Advances in so-called cancer vaccines were discussed at the ESMO Symposium on Immuno-oncology in Geneva. In the most elaborate study to date on this topic, researchers are currently investigating the efficacy and safety of an active vaccine tailored to individual patients.
(ag) GAPVAC is the name of the phase I trial that was predominantly discussed at the symposium. The ambitious project is financed by the EU. It is testing two different vaccines (APVAC-1 and -2) in patients with glioblastoma and after conventional surgery. So we’re talking about “therapeutic” vaccines that don’t prevent cancer, but fight it when it’s already there. Both contain personalized antigens and should therefore be highly effective for individual patients.
Two vaccines
In all participants of the study, we identify genes expressed in the tumor, peptides on the human leukocyte antigen (HLA) (i.e., peptides recognized by T cells), cancer-specific mutations, and the ability of the immune system to generate a response to specific antigens. From this information, the following vaccines are created and administered:
APVAC-1: The first vaccine consists of peptides that researchers already have “in stock,” so to speak, since they are among 72 identified therapeutic targets in glioblastoma (i.e., overexpressed in tumor tissue). Peptide cocktails are created depending on which peptides a patient expresses and whether he or she can generate an immune response to them: For example, if a patient expresses 20 of the 72 tumor-associated target molecules and five of them generate an immune response, exactly these five are administered by vaccination. In this respect, APVAC-1 is also individualized.

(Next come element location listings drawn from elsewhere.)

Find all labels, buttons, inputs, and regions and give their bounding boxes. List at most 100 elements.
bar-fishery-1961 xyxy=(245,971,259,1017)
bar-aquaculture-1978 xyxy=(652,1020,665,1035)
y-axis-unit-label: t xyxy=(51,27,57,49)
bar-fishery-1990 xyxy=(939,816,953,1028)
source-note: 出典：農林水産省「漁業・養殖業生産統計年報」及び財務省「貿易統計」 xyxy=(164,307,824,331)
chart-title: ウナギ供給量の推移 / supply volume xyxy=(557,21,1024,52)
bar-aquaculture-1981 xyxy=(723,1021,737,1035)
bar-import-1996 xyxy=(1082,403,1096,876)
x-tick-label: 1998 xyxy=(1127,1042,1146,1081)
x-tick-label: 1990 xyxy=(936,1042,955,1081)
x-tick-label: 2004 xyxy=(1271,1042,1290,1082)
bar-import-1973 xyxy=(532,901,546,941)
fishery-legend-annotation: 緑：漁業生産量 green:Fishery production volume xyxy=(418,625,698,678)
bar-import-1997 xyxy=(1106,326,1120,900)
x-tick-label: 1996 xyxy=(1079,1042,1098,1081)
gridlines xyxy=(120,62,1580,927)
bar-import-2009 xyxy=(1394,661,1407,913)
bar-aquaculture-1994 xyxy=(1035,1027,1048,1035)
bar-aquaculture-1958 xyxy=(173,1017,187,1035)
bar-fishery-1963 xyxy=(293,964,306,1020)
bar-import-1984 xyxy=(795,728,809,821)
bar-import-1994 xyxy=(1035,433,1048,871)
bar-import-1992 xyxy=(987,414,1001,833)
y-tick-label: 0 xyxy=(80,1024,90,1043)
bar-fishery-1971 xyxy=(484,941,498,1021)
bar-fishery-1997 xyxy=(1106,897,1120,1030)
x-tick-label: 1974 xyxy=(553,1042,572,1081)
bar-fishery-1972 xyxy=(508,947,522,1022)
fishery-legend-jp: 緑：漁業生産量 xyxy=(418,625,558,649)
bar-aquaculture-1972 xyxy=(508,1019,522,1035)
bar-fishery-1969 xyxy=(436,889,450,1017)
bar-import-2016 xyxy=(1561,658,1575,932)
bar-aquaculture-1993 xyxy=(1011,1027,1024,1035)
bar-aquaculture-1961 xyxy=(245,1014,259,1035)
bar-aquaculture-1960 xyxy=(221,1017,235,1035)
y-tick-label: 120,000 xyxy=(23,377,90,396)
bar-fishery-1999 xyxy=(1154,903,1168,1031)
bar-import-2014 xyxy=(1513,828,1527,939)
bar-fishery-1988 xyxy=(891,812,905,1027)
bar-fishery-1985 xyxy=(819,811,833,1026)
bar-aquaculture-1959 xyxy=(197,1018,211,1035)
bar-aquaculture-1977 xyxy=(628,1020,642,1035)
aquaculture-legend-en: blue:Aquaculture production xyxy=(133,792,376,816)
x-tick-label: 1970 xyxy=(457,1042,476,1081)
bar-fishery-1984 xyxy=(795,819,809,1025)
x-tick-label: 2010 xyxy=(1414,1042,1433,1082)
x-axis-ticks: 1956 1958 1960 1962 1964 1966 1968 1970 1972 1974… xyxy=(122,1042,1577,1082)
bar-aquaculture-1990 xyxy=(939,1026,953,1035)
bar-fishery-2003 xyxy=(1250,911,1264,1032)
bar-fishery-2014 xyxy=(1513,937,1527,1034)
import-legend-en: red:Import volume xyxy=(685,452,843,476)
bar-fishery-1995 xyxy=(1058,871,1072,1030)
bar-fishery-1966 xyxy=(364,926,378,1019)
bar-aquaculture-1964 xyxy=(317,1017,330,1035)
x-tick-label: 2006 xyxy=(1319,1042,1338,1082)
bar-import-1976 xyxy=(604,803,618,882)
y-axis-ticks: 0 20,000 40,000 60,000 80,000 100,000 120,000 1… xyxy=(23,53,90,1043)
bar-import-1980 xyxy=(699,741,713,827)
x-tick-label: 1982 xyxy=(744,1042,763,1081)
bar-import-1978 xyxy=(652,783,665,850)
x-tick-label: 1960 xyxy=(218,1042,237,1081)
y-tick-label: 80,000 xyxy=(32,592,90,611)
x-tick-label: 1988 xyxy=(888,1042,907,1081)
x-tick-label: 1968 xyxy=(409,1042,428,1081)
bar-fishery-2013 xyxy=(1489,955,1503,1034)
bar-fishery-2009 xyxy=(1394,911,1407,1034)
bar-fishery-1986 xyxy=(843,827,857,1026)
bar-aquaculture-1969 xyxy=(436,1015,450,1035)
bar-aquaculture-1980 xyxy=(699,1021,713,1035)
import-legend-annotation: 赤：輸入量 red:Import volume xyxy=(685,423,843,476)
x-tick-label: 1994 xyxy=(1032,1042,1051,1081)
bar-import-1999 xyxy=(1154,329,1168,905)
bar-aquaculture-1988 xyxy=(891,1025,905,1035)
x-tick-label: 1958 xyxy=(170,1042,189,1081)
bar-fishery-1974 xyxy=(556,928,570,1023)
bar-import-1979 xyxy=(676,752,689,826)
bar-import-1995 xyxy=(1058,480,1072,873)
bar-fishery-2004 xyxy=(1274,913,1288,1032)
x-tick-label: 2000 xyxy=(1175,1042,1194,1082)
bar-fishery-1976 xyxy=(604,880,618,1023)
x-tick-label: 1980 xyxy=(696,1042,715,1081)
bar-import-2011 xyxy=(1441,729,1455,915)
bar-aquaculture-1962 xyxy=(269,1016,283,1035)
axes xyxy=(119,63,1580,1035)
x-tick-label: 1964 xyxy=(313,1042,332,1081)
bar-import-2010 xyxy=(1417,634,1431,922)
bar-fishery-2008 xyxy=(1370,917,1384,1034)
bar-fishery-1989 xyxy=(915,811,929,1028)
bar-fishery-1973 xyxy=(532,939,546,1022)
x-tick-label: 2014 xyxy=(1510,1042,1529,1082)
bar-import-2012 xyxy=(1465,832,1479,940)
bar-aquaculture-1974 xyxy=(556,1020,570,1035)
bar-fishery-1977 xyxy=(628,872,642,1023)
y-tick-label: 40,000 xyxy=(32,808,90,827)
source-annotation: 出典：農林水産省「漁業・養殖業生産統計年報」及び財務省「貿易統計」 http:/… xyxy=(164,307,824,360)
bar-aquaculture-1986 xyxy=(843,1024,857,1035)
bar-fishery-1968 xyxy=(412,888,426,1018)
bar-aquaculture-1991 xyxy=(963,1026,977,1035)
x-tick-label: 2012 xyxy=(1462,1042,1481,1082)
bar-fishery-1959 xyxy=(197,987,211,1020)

APVAC-2: Here, a de novo synthesis has to take place, since APVAC-2 is supposed to consist of mutant peptides that are exclusively expressed by the respective tumor. These peptides are not kept in stock, as they are different and specific for each patient.
Personalized medicines
GAPVAC is an exceptionally elaborate and complicated study that has never been done before. Such a large effort for each individual patient is remarkable. Ultimately, the trend is moving in the direction of giving every patient his or her own medicine. For the time being, however, it remains completely unclear how the healthcare system – even taking into account the reduced follow-up costs – is supposed to cope with such an approach.
Source: “Novel cancer antigens for personalised immunotherapies”, presentation at ESMO Symposium, November 21, 2014, Geneva.
InFo ONCOLOGY & HEMATOLOGY 2014; 2(10): 3.